ReadersFavorite More than 1 year ago
Reviewed by Sylvia Heslin for Readers' Favorite For second-generation Goth princess, Emylene Stipes, life is anything but normal. Born to first-generation Goth parents, Vandy and Theo Stipes, Emylene, their only child, is rebellious and is revered by the Goth community. "Perverse" by Larry Rodness is a story where myths meet legends, and those legends then become truth. Nineteen-year old Emylene wants an identity to call her own, an identity that is not an extension of that of her parents. Seeking the need to be independent from her parents and all that goes with it, Emylene ventures out on her own to start a new life. Lured into an antique shop owned by an elderly man, Emylene sees a mesmerizing old canvas charcoal sketch in the window of an antique shop, and decides to buy it. From that instant life for Emylene and that of her parents will never be the same.

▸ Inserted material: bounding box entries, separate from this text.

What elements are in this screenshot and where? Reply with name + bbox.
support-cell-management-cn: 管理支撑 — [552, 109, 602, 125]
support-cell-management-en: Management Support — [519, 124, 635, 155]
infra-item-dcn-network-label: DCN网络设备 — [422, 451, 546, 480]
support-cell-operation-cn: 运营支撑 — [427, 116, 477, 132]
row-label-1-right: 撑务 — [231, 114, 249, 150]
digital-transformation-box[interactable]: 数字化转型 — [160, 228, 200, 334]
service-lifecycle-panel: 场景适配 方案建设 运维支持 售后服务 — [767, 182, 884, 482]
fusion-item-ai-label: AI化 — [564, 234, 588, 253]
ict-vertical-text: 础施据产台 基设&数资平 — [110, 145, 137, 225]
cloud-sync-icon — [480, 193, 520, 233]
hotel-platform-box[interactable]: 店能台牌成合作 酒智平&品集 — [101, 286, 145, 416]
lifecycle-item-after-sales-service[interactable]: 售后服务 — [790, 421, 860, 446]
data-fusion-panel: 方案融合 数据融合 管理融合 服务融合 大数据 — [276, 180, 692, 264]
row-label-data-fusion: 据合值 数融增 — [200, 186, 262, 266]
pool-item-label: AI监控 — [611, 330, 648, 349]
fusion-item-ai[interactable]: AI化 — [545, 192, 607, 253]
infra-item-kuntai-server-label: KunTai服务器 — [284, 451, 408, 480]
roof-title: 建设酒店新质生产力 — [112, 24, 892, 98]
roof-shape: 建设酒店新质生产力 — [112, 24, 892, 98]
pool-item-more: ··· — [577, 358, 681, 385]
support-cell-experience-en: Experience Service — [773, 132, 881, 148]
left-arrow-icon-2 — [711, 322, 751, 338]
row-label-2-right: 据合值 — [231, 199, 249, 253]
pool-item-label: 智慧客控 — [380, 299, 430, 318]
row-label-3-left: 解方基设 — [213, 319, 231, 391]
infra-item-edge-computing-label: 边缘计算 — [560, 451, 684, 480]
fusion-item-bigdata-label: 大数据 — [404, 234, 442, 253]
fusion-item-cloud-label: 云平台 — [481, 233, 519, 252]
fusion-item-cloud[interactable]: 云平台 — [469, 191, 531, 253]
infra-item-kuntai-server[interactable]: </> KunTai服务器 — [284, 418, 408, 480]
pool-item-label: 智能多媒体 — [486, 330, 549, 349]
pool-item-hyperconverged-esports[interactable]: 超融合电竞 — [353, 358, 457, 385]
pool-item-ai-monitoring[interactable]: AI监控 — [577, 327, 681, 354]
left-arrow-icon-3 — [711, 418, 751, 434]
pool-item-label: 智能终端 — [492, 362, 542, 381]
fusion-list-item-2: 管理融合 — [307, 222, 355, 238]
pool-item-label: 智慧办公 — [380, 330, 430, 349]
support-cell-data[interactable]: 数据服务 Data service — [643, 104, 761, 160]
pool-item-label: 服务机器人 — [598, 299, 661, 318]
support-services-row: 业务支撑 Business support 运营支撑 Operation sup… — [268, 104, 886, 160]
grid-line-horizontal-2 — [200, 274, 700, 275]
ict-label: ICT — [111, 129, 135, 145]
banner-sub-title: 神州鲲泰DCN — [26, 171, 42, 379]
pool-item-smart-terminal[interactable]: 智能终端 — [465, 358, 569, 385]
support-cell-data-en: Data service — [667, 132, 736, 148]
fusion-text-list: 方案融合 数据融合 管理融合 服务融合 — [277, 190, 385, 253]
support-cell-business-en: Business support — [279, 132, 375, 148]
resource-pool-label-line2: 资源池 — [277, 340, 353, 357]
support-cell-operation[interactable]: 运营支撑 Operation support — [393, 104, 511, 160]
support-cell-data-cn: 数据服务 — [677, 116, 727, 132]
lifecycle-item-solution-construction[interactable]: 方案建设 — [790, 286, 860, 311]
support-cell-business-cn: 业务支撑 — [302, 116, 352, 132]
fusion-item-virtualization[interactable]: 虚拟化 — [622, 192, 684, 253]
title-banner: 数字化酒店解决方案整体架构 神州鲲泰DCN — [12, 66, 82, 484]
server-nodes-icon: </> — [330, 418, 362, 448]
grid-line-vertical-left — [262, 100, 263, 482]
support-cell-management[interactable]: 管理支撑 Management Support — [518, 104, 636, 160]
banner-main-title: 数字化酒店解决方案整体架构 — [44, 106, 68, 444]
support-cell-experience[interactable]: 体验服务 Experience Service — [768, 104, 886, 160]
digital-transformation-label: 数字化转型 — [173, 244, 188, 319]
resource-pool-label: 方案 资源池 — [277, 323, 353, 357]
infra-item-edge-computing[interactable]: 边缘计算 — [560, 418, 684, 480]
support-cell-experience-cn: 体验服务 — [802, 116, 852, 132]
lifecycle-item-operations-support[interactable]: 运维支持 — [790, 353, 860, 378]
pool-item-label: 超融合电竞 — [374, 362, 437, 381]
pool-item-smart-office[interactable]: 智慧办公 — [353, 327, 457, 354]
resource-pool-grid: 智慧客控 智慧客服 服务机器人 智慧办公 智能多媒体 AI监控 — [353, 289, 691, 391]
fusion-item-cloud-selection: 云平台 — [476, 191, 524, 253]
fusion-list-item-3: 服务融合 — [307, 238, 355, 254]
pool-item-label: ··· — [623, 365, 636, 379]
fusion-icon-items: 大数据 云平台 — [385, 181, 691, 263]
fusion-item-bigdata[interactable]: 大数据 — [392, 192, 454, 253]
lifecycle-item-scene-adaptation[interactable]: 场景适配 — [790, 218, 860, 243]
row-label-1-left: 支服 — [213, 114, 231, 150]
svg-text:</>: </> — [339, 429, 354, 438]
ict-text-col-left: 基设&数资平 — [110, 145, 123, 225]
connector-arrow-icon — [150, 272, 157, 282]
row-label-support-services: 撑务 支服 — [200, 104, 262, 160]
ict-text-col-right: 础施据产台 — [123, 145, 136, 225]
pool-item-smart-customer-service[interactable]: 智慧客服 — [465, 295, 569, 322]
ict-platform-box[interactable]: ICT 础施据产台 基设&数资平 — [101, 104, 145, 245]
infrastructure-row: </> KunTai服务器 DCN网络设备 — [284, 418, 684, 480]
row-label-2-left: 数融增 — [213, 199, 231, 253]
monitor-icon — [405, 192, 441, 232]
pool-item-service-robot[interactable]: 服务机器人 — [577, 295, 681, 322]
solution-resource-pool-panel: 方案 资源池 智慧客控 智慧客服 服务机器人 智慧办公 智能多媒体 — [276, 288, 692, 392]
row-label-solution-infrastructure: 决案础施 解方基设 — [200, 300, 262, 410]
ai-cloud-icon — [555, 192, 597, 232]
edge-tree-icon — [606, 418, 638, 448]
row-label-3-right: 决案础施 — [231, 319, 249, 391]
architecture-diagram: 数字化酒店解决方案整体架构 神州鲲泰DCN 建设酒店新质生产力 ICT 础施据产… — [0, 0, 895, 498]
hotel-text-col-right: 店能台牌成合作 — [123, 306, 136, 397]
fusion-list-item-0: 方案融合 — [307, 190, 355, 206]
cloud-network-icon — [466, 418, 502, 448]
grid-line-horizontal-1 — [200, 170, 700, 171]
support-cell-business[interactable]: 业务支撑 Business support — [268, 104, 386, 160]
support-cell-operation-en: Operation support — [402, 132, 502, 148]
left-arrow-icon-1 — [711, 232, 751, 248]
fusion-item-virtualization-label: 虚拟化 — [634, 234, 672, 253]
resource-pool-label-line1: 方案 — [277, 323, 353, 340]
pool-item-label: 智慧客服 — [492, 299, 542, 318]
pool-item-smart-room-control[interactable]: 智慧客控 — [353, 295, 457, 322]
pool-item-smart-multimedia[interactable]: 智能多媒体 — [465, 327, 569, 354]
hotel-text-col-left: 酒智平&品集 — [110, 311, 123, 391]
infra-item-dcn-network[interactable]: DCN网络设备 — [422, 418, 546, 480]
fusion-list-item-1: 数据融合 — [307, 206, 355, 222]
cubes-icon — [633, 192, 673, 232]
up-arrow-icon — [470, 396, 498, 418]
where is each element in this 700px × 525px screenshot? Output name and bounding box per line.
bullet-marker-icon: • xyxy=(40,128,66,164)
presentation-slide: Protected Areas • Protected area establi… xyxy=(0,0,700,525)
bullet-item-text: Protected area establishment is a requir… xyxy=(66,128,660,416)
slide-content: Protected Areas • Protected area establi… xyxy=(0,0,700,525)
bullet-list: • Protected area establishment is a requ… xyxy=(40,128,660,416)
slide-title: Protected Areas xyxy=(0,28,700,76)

Mysterious footprints appear in the snow out of nowhere, and three cloaked men and a strange girl in the picture sketch is just the beginning. And if a picture does speak a thousand words, the horror that is unveiled is only the beginning for Emylene and will forever change her life. The book "Perverse" written by Larry Rodness is a dark, haunting, supernatural story that I really enjoyed reading. The story of Emylene and the cursed sketch is what dreams and nightmares are made from, and this story really does put a classic spin on the “be careful what you wish for” mentality. I think that "Perverse" is well written and that Larry Rodness has a clever way of telling a story that is clouded in mystery, fear and anticipation. Although I didn’t start out liking the character of Emylene Stipes, as the storyline progressed I started feeling empathy towards the character and was routing for her success. I really liked the way author Larry Rodness wrote his different characters, and how they made the storyline of "Perverse" that much more interesting. I am sure "Perverse" will appeal to a variety of age ranges, from the older adult to the older teen.